One Response to The ironies of academic publishing: The system is stupid and it’s time for a new manifesto

  1. Mike Taylor says:

    Stephen, you have my sympathy for the truly stupid position you and your colleagues find yourselves in. Your proposed solution sounds workable, and I wish you the best with it. I wonder whether even that could be short-circuited, though, by just taking a examined-and-viva’d dissertation, and calling it published. (That’s essentially what I did with mine.)

    One quibble, but quite an important one. You write:

    If efforts to make books appealing to a wider market really succeeded, then it seems likely that authors would not have to find subventions for books, pay professional indexers, and sometimes pay professional copy-editors (at the American Association for the History of Medicine I actually met two individuals who have made lucrative careers by providing essentially ghost-writing services to academics). And by the way – this pay structure is truer for the sciences.
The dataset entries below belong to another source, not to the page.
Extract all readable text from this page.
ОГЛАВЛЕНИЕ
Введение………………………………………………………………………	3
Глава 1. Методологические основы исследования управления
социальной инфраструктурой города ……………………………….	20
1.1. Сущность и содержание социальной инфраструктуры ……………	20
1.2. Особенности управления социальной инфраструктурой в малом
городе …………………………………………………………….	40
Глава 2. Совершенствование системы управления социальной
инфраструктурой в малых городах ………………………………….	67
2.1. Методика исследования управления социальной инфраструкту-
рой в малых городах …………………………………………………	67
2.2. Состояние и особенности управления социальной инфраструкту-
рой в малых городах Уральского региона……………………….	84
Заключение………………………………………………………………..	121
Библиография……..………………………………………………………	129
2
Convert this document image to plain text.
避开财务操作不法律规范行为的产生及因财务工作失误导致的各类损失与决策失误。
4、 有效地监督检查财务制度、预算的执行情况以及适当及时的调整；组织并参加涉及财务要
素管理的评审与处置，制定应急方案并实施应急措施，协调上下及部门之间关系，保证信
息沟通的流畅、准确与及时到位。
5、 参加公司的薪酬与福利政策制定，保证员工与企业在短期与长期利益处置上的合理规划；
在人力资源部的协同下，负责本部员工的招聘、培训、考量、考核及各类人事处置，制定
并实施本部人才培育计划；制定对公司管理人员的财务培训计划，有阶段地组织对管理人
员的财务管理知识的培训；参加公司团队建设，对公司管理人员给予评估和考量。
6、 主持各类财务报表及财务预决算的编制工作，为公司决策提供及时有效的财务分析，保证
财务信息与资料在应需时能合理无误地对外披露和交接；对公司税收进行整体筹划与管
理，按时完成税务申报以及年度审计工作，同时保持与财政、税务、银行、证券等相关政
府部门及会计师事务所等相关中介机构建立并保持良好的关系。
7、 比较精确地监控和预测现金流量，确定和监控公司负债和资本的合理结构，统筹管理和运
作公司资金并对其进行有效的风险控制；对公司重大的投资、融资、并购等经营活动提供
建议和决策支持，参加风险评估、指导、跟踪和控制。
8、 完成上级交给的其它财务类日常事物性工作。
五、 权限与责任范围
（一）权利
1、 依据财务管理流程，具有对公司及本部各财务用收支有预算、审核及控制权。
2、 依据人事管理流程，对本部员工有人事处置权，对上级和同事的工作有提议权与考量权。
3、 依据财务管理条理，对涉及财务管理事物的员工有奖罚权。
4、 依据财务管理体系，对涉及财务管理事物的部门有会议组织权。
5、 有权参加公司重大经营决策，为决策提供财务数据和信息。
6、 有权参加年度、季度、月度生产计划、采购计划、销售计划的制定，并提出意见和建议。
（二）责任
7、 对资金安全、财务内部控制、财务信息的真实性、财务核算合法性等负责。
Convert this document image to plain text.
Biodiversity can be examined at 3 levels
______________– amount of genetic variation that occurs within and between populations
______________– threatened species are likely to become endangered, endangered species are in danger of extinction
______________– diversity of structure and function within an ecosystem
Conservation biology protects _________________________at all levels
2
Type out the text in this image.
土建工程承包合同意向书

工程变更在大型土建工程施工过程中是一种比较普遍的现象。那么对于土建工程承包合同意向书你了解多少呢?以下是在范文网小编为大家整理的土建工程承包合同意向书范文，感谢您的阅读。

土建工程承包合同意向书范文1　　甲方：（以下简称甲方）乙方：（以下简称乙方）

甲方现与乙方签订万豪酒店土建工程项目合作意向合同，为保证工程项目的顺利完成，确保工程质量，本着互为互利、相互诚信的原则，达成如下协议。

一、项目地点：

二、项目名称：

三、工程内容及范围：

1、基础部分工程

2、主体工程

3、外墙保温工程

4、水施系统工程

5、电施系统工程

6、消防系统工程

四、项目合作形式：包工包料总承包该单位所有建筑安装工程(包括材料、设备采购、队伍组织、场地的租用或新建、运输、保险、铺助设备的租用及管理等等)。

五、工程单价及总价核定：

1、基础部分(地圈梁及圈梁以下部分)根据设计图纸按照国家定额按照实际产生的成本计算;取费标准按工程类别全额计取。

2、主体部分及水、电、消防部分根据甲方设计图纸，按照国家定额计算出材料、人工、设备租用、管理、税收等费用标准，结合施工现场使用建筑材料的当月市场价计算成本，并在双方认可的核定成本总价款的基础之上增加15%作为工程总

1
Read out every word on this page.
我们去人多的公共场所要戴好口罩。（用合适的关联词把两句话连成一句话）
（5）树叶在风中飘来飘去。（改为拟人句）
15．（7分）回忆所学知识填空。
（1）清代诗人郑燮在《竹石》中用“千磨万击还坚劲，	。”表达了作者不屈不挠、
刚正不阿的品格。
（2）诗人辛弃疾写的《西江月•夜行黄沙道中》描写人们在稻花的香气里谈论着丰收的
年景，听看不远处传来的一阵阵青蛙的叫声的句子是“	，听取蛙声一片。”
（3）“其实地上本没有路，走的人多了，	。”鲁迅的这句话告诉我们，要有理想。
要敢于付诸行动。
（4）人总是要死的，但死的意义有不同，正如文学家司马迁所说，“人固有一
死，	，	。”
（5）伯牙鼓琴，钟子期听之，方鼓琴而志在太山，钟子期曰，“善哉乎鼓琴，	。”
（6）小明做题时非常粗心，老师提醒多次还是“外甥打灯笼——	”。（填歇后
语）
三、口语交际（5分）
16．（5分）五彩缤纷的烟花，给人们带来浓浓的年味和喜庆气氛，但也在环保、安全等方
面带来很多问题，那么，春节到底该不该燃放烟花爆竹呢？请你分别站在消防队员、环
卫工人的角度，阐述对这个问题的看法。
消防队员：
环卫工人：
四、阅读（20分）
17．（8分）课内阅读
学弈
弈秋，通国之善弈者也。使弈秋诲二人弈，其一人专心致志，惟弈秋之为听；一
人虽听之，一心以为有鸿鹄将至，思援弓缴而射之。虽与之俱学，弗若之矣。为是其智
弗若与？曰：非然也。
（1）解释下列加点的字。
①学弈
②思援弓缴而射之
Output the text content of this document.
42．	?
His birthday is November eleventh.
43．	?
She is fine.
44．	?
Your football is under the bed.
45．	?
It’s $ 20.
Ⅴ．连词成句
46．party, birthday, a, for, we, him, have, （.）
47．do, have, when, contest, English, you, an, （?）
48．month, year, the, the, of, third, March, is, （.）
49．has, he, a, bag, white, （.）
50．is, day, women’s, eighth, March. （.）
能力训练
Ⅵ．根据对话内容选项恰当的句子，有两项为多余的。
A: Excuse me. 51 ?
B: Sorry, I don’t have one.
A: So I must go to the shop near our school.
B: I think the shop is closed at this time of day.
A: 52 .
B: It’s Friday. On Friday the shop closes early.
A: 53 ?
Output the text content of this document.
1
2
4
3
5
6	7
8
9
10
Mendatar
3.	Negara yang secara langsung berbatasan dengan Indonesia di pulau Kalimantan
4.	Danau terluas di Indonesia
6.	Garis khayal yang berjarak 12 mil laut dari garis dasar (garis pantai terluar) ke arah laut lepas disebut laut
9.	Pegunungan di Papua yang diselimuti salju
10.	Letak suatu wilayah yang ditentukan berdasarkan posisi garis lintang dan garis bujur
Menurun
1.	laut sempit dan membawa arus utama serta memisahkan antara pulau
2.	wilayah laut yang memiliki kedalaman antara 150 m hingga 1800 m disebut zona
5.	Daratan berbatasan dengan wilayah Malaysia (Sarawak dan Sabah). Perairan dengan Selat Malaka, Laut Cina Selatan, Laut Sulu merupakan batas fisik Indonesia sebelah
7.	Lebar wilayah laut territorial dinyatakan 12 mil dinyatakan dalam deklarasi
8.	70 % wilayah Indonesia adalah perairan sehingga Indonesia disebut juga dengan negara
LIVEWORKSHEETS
    Actually, the situation in the sciences is very different. Over here, no-one really cares about books at all, and papers are the coin of the realm. (If someone’s written a book, that’s considered a pleasant sideline, but really nothing to do with their research career.) I’ve never heard of a scientist using a ghost writer. (Doesn’t mean it doesn’t happen, of course, but it is at least extremely rare.)

    We have our own stupidities in science publishing, but this isn’t one of them.